Gli amici di JC 2: Blackburn e il magnetofono


L’interesse letterario suscitato dalle opere di Julio Cortazar ha coinvolto diversi paesi con le loro rispettive lingue, aprendo le questioni inerenti alla traduzione che, per la scrittura iperbolica di Julio, acquisivano un aspetto particolarmente delicato. Negli Stati Uniti, la serie di racconti intitolati Storie di cronopios e di fama, sono stati tradotti particolarmente bene dal poeta Paul Blackburn a cui Cortazar dichiara la sua riconoscenza e soddisfazione in una lettera speditagli nel marzo del 1960 da Parigi. 

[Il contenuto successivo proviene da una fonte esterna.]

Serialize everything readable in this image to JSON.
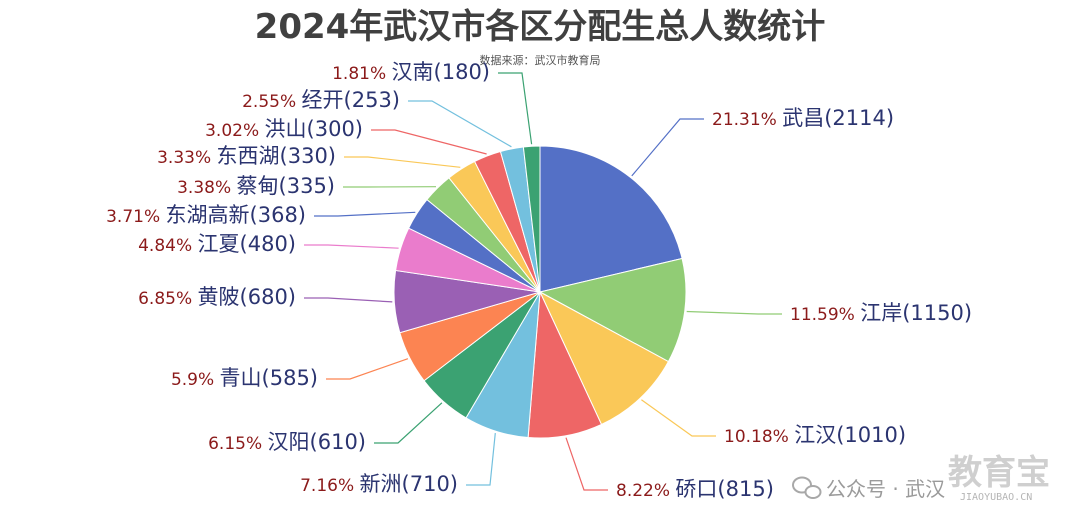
{
  "chart_data": {
    "type": "pie",
    "title": "2024年武汉市各区分配生总人数统计",
    "subtitle": "数据来源：武汉市教育局",
    "slices": [
      {
        "name": "武昌",
        "value": 2114,
        "percent_label": "21.31%",
        "count_label": "(2114)",
        "color": "#5470c6"
      },
      {
        "name": "江岸",
        "value": 1150,
        "percent_label": "11.59%",
        "count_label": "(1150)",
        "color": "#91cc75"
      },
      {
        "name": "江汉",
        "value": 1010,
        "percent_label": "10.18%",
        "count_label": "(1010)",
        "color": "#fac858"
      },
      {
        "name": "硚口",
        "value": 815,
        "percent_label": "8.22%",
        "count_label": "(815)",
        "color": "#ee6666"
      },
      {
        "name": "新洲",
        "value": 710,
        "percent_label": "7.16%",
        "count_label": "(710)",
        "color": "#73c0de"
      },
      {
        "name": "汉阳",
        "value": 610,
        "percent_label": "6.15%",
        "count_label": "(610)",
        "color": "#3ba272"
      },
      {
        "name": "青山",
        "value": 585,
        "percent_label": "5.9%",
        "count_label": "(585)",
        "color": "#fc8452"
      },
      {
        "name": "黄陂",
        "value": 680,
        "percent_label": "6.85%",
        "count_label": "(680)",
        "color": "#9a60b4"
      },
      {
        "name": "江夏",
        "value": 480,
        "percent_label": "4.84%",
        "count_label": "(480)",
        "color": "#ea7ccc"
      },
      {
        "name": "东湖高新",
        "value": 368,
        "percent_label": "3.71%",
        "count_label": "(368)",
        "color": "#5470c6"
      },
      {
        "name": "蔡甸",
        "value": 335,
        "percent_label": "3.38%",
        "count_label": "(335)",
        "color": "#91cc75"
      },
      {
        "name": "东西湖",
        "value": 330,
        "percent_label": "3.33%",
        "count_label": "(330)",
        "color": "#fac858"
      },
      {
        "name": "洪山",
        "value": 300,
        "percent_label": "3.02%",
        "count_label": "(300)",
        "color": "#ee6666"
      },
      {
        "name": "经开",
        "value": 253,
        "percent_label": "2.55%",
        "count_label": "(253)",
        "color": "#73c0de"
      },
      {
        "name": "汉南",
        "value": 180,
        "percent_label": "1.81%",
        "count_label": "(180)",
        "color": "#3ba272"
      }
    ]
  },
  "watermark": {
    "prefix": "公众号 · 武汉",
    "brand": "教育宝",
    "domain": "JIAOYUBAO.CN",
    "icon": "wechat-icon"
  }
}
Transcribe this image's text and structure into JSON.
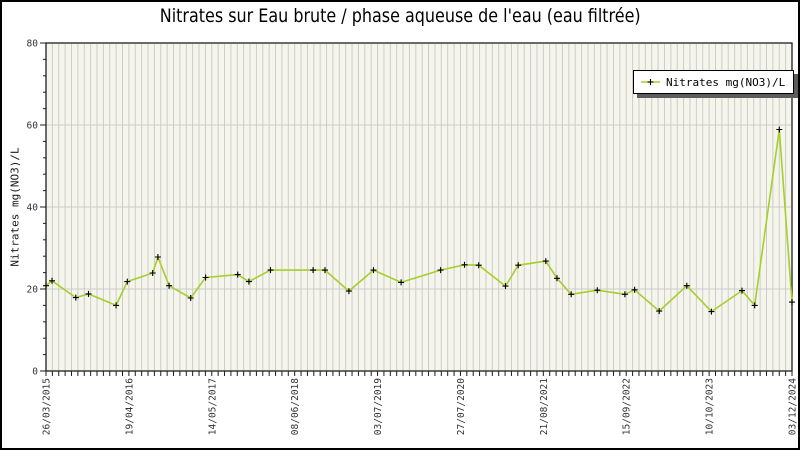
{
  "colors": {
    "line": "#a6ce2c",
    "marker": "#000000",
    "plot_bg": "#f5f5ec",
    "grid": "#cccccc",
    "axis": "#1c1c1c",
    "tick_text": "#333333",
    "legend_shadow": "#5c5c5c",
    "outer_frame": "#000000"
  },
  "chart_data": {
    "type": "line",
    "title": "Nitrates sur Eau brute / phase aqueuse de l'eau (eau filtrée)",
    "ylabel": "Nitrates mg(NO3)/L",
    "ylim": [
      0,
      80
    ],
    "y_major_ticks": [
      0,
      20,
      40,
      60,
      80
    ],
    "y_minor_step": 4,
    "grid": {
      "h_lines": [
        20,
        40,
        60
      ],
      "v_minor_intervals": 117
    },
    "x_tick_labels": [
      "26/03/2015",
      "19/04/2016",
      "14/05/2017",
      "08/06/2018",
      "03/07/2019",
      "27/07/2020",
      "21/08/2021",
      "15/09/2022",
      "10/10/2023",
      "03/12/2024"
    ],
    "legend": {
      "position": "top-right"
    },
    "series": [
      {
        "name": "Nitrates mg(NO3)/L",
        "color": "#a6ce2c",
        "marker": "+",
        "marker_color": "#000000",
        "points": [
          [
            0.0,
            20.8
          ],
          [
            0.008,
            22.0
          ],
          [
            0.04,
            17.9
          ],
          [
            0.057,
            18.8
          ],
          [
            0.094,
            16.0
          ],
          [
            0.109,
            21.8
          ],
          [
            0.143,
            23.9
          ],
          [
            0.15,
            27.8
          ],
          [
            0.165,
            20.8
          ],
          [
            0.194,
            17.8
          ],
          [
            0.214,
            22.8
          ],
          [
            0.257,
            23.5
          ],
          [
            0.272,
            21.8
          ],
          [
            0.301,
            24.6
          ],
          [
            0.358,
            24.6
          ],
          [
            0.374,
            24.6
          ],
          [
            0.406,
            19.5
          ],
          [
            0.439,
            24.6
          ],
          [
            0.476,
            21.6
          ],
          [
            0.529,
            24.6
          ],
          [
            0.561,
            25.9
          ],
          [
            0.58,
            25.8
          ],
          [
            0.616,
            20.7
          ],
          [
            0.633,
            25.8
          ],
          [
            0.67,
            26.8
          ],
          [
            0.685,
            22.6
          ],
          [
            0.704,
            18.7
          ],
          [
            0.739,
            19.7
          ],
          [
            0.776,
            18.7
          ],
          [
            0.789,
            19.8
          ],
          [
            0.822,
            14.6
          ],
          [
            0.859,
            20.8
          ],
          [
            0.892,
            14.5
          ],
          [
            0.933,
            19.6
          ],
          [
            0.95,
            16.0
          ],
          [
            0.983,
            58.9
          ],
          [
            1.0,
            16.8
          ]
        ]
      }
    ]
  }
}
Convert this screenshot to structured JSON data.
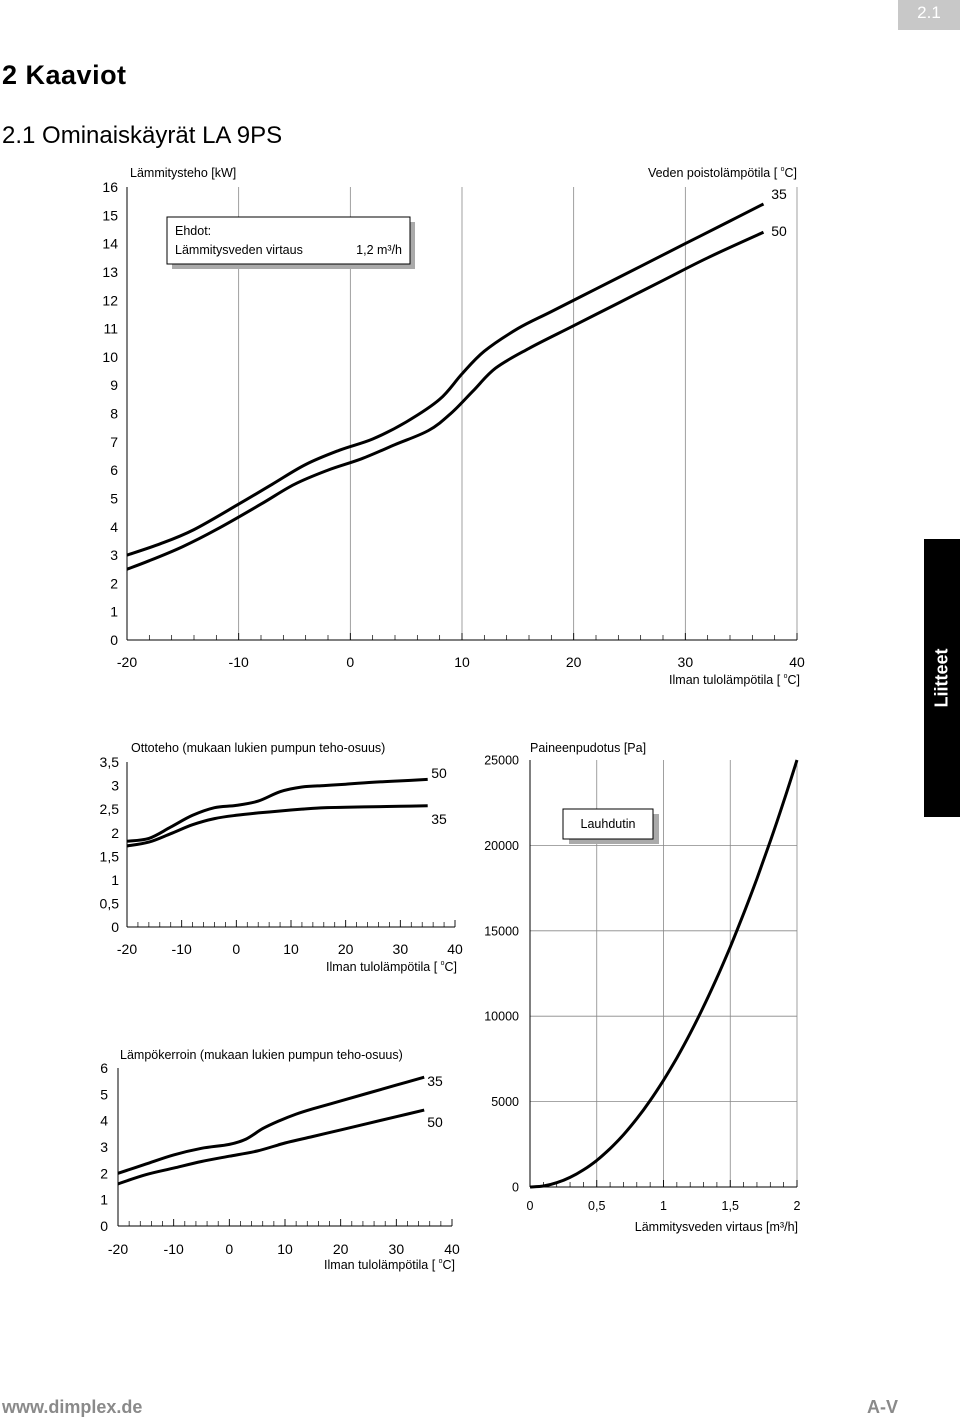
{
  "page": {
    "page_number": "2.1",
    "heading": "2 Kaaviot",
    "subheading": "2.1 Ominaiskäyrät LA 9PS",
    "side_tab": "Liitteet",
    "footer_left": "www.dimplex.de",
    "footer_right": "A-V"
  },
  "chart_data": [
    {
      "id": "heating",
      "type": "line",
      "title": "Lämmitysteho [kW]",
      "legend_title": "Veden poistolämpötila [ C]",
      "xlabel": "Ilman tulolämpötila [ C]",
      "ylabel": "Lämmitysteho [kW]",
      "xlim": [
        -20,
        40
      ],
      "ylim": [
        0,
        16
      ],
      "xticks": [
        "-20",
        "-10",
        "0",
        "10",
        "20",
        "30",
        "40"
      ],
      "yticks": [
        "0",
        "1",
        "2",
        "3",
        "4",
        "5",
        "6",
        "7",
        "8",
        "9",
        "10",
        "11",
        "12",
        "13",
        "14",
        "15",
        "16"
      ],
      "grid": true,
      "conditions": {
        "title": "Ehdot:",
        "label": "Lämmitysveden virtaus",
        "value": "1,2 m³/h"
      },
      "series": [
        {
          "name": "35",
          "x": [
            -20,
            -17,
            -14,
            -10,
            -7,
            -4,
            -1,
            2,
            5,
            8,
            10,
            12,
            15,
            18,
            22,
            26,
            30,
            34,
            37
          ],
          "y": [
            3.0,
            3.4,
            3.9,
            4.8,
            5.5,
            6.2,
            6.7,
            7.1,
            7.7,
            8.5,
            9.4,
            10.2,
            11.0,
            11.6,
            12.4,
            13.2,
            14.0,
            14.8,
            15.4
          ]
        },
        {
          "name": "50",
          "x": [
            -20,
            -18,
            -15,
            -12,
            -8,
            -5,
            -2,
            1,
            4,
            7,
            9,
            11,
            13,
            16,
            20,
            24,
            28,
            32,
            37
          ],
          "y": [
            2.5,
            2.8,
            3.3,
            3.9,
            4.8,
            5.5,
            6.0,
            6.4,
            6.9,
            7.4,
            8.0,
            8.8,
            9.6,
            10.3,
            11.1,
            11.9,
            12.7,
            13.5,
            14.4
          ]
        }
      ]
    },
    {
      "id": "cooling",
      "type": "line",
      "title": "Ottoteho (mukaan lukien  pumpun teho-osuus)",
      "xlabel": "Ilman tulolämpötila [ C]",
      "xlim": [
        -20,
        40
      ],
      "ylim": [
        0,
        3.5
      ],
      "xticks": [
        "-20",
        "-10",
        "0",
        "10",
        "20",
        "30",
        "40"
      ],
      "yticks": [
        "0",
        "0,5",
        "1",
        "1,5",
        "2",
        "2,5",
        "3",
        "3,5"
      ],
      "grid": false,
      "series": [
        {
          "name": "50",
          "x": [
            -20,
            -16,
            -12,
            -8,
            -4,
            0,
            4,
            8,
            12,
            16,
            20,
            25,
            30,
            35
          ],
          "y": [
            1.82,
            1.88,
            2.12,
            2.37,
            2.53,
            2.58,
            2.67,
            2.87,
            2.97,
            3.0,
            3.03,
            3.07,
            3.1,
            3.13
          ]
        },
        {
          "name": "35",
          "x": [
            -20,
            -16,
            -12,
            -8,
            -4,
            0,
            4,
            8,
            12,
            16,
            20,
            25,
            30,
            35
          ],
          "y": [
            1.72,
            1.8,
            1.98,
            2.17,
            2.3,
            2.37,
            2.42,
            2.46,
            2.5,
            2.53,
            2.54,
            2.55,
            2.56,
            2.57
          ]
        }
      ]
    },
    {
      "id": "cop",
      "type": "line",
      "title": "Lämpökerroin (mukaan lukien  pumpun teho-osuus)",
      "xlabel": "Ilman tulolämpötila [ C]",
      "xlim": [
        -20,
        40
      ],
      "ylim": [
        0,
        6
      ],
      "xticks": [
        "-20",
        "-10",
        "0",
        "10",
        "20",
        "30",
        "40"
      ],
      "yticks": [
        "0",
        "1",
        "2",
        "3",
        "4",
        "5",
        "6"
      ],
      "grid": false,
      "series": [
        {
          "name": "35",
          "x": [
            -20,
            -15,
            -10,
            -5,
            0,
            3,
            6,
            9,
            12,
            15,
            20,
            25,
            30,
            35
          ],
          "y": [
            2.0,
            2.35,
            2.7,
            2.95,
            3.1,
            3.3,
            3.7,
            4.0,
            4.25,
            4.45,
            4.75,
            5.05,
            5.35,
            5.65
          ]
        },
        {
          "name": "50",
          "x": [
            -20,
            -15,
            -10,
            -5,
            0,
            5,
            10,
            15,
            20,
            25,
            30,
            35
          ],
          "y": [
            1.6,
            1.95,
            2.2,
            2.45,
            2.65,
            2.85,
            3.15,
            3.4,
            3.65,
            3.9,
            4.15,
            4.4
          ]
        }
      ]
    },
    {
      "id": "pressure",
      "type": "line",
      "title": "Paineenpudotus [Pa]",
      "xlabel": "Lämmitysveden virtaus [m³/h]",
      "xlim": [
        0,
        2
      ],
      "ylim": [
        0,
        25000
      ],
      "xticks": [
        "0",
        "0,5",
        "1",
        "1,5",
        "2"
      ],
      "yticks": [
        "0",
        "5000",
        "10000",
        "15000",
        "20000",
        "25000"
      ],
      "grid": true,
      "box_label": "Lauhdutin",
      "series": [
        {
          "name": "Lauhdutin",
          "x": [
            0,
            0.1,
            0.2,
            0.3,
            0.4,
            0.5,
            0.6,
            0.7,
            0.8,
            0.9,
            1.0,
            1.1,
            1.2,
            1.3,
            1.4,
            1.5,
            1.6,
            1.7,
            1.8,
            1.9,
            2.0
          ],
          "y": [
            0,
            60,
            250,
            560,
            1000,
            1560,
            2250,
            3060,
            4000,
            5060,
            6250,
            7560,
            9000,
            10560,
            12250,
            14060,
            16000,
            18060,
            20250,
            22560,
            25000
          ]
        }
      ]
    }
  ]
}
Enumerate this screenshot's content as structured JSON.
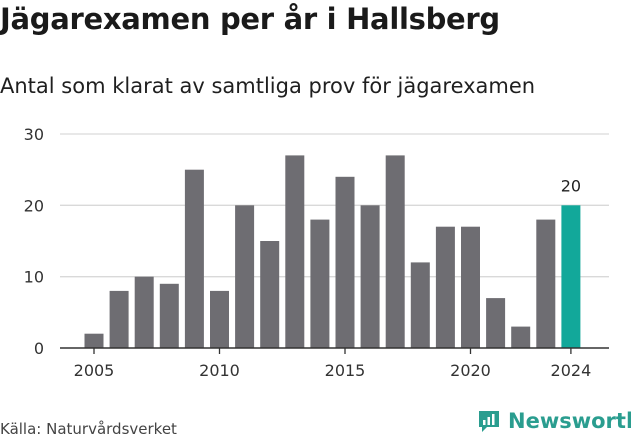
{
  "title": "Jägarexamen per år i Hallsberg",
  "subtitle": "Antal som klarat av samtliga prov för jägarexamen",
  "source": "Källa: Naturvårdsverket",
  "brand": {
    "name": "Newsworthy",
    "icon": "newsworthy-logo-icon",
    "color": "#2a9d8f"
  },
  "colors": {
    "bar": "#6e6d72",
    "highlight": "#12a89a",
    "grid": "#d9d9d9",
    "axis": "#333333"
  },
  "chart_data": {
    "type": "bar",
    "x": [
      2005,
      2006,
      2007,
      2008,
      2009,
      2010,
      2011,
      2012,
      2013,
      2014,
      2015,
      2016,
      2017,
      2018,
      2019,
      2020,
      2021,
      2022,
      2023,
      2024
    ],
    "values": [
      2,
      8,
      10,
      9,
      25,
      8,
      20,
      15,
      27,
      18,
      24,
      20,
      27,
      12,
      17,
      17,
      7,
      3,
      18,
      20
    ],
    "highlight_x": 2024,
    "highlight_label": "20",
    "xticks": [
      "2005",
      "2010",
      "2015",
      "2020",
      "2024"
    ],
    "yticks": [
      "0",
      "10",
      "20",
      "30"
    ],
    "ylim": [
      0,
      30
    ],
    "grid": true,
    "xlabel": "",
    "ylabel": ""
  }
}
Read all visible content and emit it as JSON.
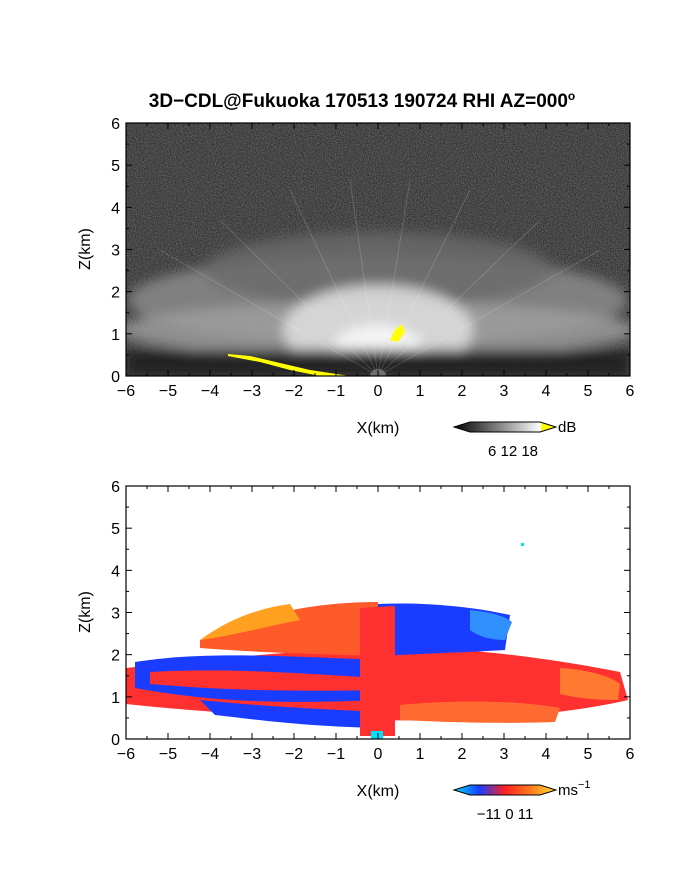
{
  "title": {
    "prefix": "3D−CDL@Fukuoka 170513 190724 RHI AZ=000",
    "suffix": "o"
  },
  "colors": {
    "top_background": "#1c1c1c",
    "bright_echo": "#ffffff",
    "yellow_mask": "#ffff00",
    "ground": "#707070",
    "velocity_negative": "#1a3cff",
    "velocity_zero": "#ff3030",
    "velocity_positive": "#ffb000",
    "cyan": "#00e0ff"
  },
  "chart_data": [
    {
      "type": "heatmap",
      "name": "reflectivity",
      "x_ticks": [
        "−6",
        "−5",
        "−4",
        "−3",
        "−2",
        "−1",
        "0",
        "1",
        "2",
        "3",
        "4",
        "5",
        "6"
      ],
      "y_ticks": [
        "0",
        "1",
        "2",
        "3",
        "4",
        "5",
        "6"
      ],
      "xlabel": "X(km)",
      "ylabel": "Z(km)",
      "xlim": [
        -6,
        6
      ],
      "ylim": [
        0,
        6
      ],
      "colorbar": {
        "unit": "dB",
        "tick_labels": [
          "6",
          "12",
          "18"
        ],
        "tick_values": [
          6,
          12,
          18
        ],
        "range": [
          0,
          21
        ],
        "colormap": "grayscale with yellow above 18"
      },
      "features": {
        "bright_layer_top_km": 1.6,
        "diffuse_layer_top_km": 3.2,
        "bright_core_x_range_km": [
          -1.5,
          1.5
        ],
        "yellow_patch_center": {
          "x": 0.5,
          "z": 1.0
        },
        "yellow_ground_strip_x_range_km": [
          -3.5,
          -0.7
        ]
      }
    },
    {
      "type": "heatmap",
      "name": "doppler_velocity",
      "x_ticks": [
        "−6",
        "−5",
        "−4",
        "−3",
        "−2",
        "−1",
        "0",
        "1",
        "2",
        "3",
        "4",
        "5",
        "6"
      ],
      "y_ticks": [
        "0",
        "1",
        "2",
        "3",
        "4",
        "5",
        "6"
      ],
      "xlabel": "X(km)",
      "ylabel": "Z(km)",
      "xlim": [
        -6,
        6
      ],
      "ylim": [
        0,
        6
      ],
      "colorbar": {
        "unit": "ms",
        "unit_exponent": "−1",
        "tick_labels": [
          "−11",
          "0",
          "11"
        ],
        "tick_values": [
          -11,
          0,
          11
        ],
        "range": [
          -16,
          16
        ],
        "colormap": "cyan-blue (negative) to red (zero) to orange-yellow (positive)"
      },
      "features": {
        "echo_top_km": 3.2,
        "red_band_z_range_km": [
          0.9,
          1.7
        ],
        "blue_band_z_range_km": [
          0.2,
          0.9
        ],
        "upper_red_layer_z_range_km": [
          1.6,
          3.2
        ],
        "upper_blue_core_x_range_km": [
          0.0,
          1.5
        ],
        "isolated_cyan_point": {
          "x": 3.5,
          "z": 4.6
        }
      }
    }
  ],
  "colorbar_ticks_1": "6 12 18",
  "colorbar_ticks_2": "−11 0 11"
}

Nella lettera scopriamo che Cortazar non riceve da Blackburn un plico cartaceo, bensì un pacco nel quale è contenuto un “nastro parlante” della durata di due ore, dove il poeta legge le sue traduzioni in inglese. Cortazar, che non ha un magnetofono (i primi in commercio comparivano in Europa proprio nel 1960), si reca in un negozio dove la sua richiesta di ascoltare il nastro è accolta. I suoi commenti sono entusiasti e stupefatti: “E’ stata una sensazione straordinaria, all’inizio non capivi perché mi parlavi da lontano e c’erano altri suoni in sottofondo. Poi hai iniziato a leggere i Cronopios, ed è stato perfetto come un miracolo”…..”Credo che il tempo della magia sia iniziato in questi anni, non all’epoca di Ermete Trismegisto. Tutto è magia, è incredibile che questo rotolo di nastro marrone contenga due ore della tua voce, del tuo respiro….”…”la letture dei Cronopios mi è servita a rendermi conto di come sono tradotti bene, di come mi sembrano vivi in inglese almeno quanto lo sono in spagnolo”.  




Blackburn, fa seguire la letture della sua traduzione da una serie di poesie che Cortazar ascolta attentamente anche se denuncia all’amico di conoscere bene l’inglese ma con le riserve di una persona che non lo pratica con assiduità. Quello che emerge tra i commenti è che le poesie non sono solo entrate nelle sue orecchie, ma hanno causato una “invasione totale, una presenza straordinaria, la presenza del poeta che trasmette il suo messaggio, che legge qualcosa che è parte del suo corpo e della sua anima, un grande poeta assorbito dalla sua città, circondato da un immenso mondo terribile e stupendo e che fa arrivare ad un amico lontano il riassunto della sua intera vita”. 


Blackburn non visse molto a causa di un cancro che lo stroncò nel 1971 a soli 45 anni nel 1971, ma fu uno dei protagonisti del culto localista che animò la poesia newyorkese, specchio di una città al centro delle avanguardie internazionali e quindi non completamente americana ma anche distante dai modelli europei. 





In questo milieu che non ha solo il dono di genius loci, ma anche quello di caratterizzare un ethos, Blackburn ha pubblicato tredici raccolte e purtroppo nessuna di queste è stata tradotta in italiano: l’unica edizione nostrana che riporta alcuni dei sui versi è la poderosa antologia “Nuova Poesia Americana. New York.” (Mondadori, 2009).  All’Interno di questa schiera di poeti residenti a New York, Blackburn ha fatto parte del gruppo Black Mountain Poet, vicini alla rivista che lui stesso ha contribuito a pubblicare e a distribuire con il titolo Black Mountain Review. 

The Black Mountain Review

Sul versante della traduzione il suo contributo è stato importante per autori di lingua castigliana quali Federico Garcia Lorca, Octavio Paz e appunto Julio Cortazar che conobbe a Parigi e di cui divenne anche agente letterario per gli Stati Uniti. La bella sorpresa di ascoltare in inglese la voce dei suoi cronopios, spinse Cortazar a prendere in considerazione l’idea di acquistare un magnetofono, nome inventato da Arrigo Castelli, titolare della Magnetofoni Castelli che ha ceduto la licenza di produzione al mitico marchio milanese Geloso.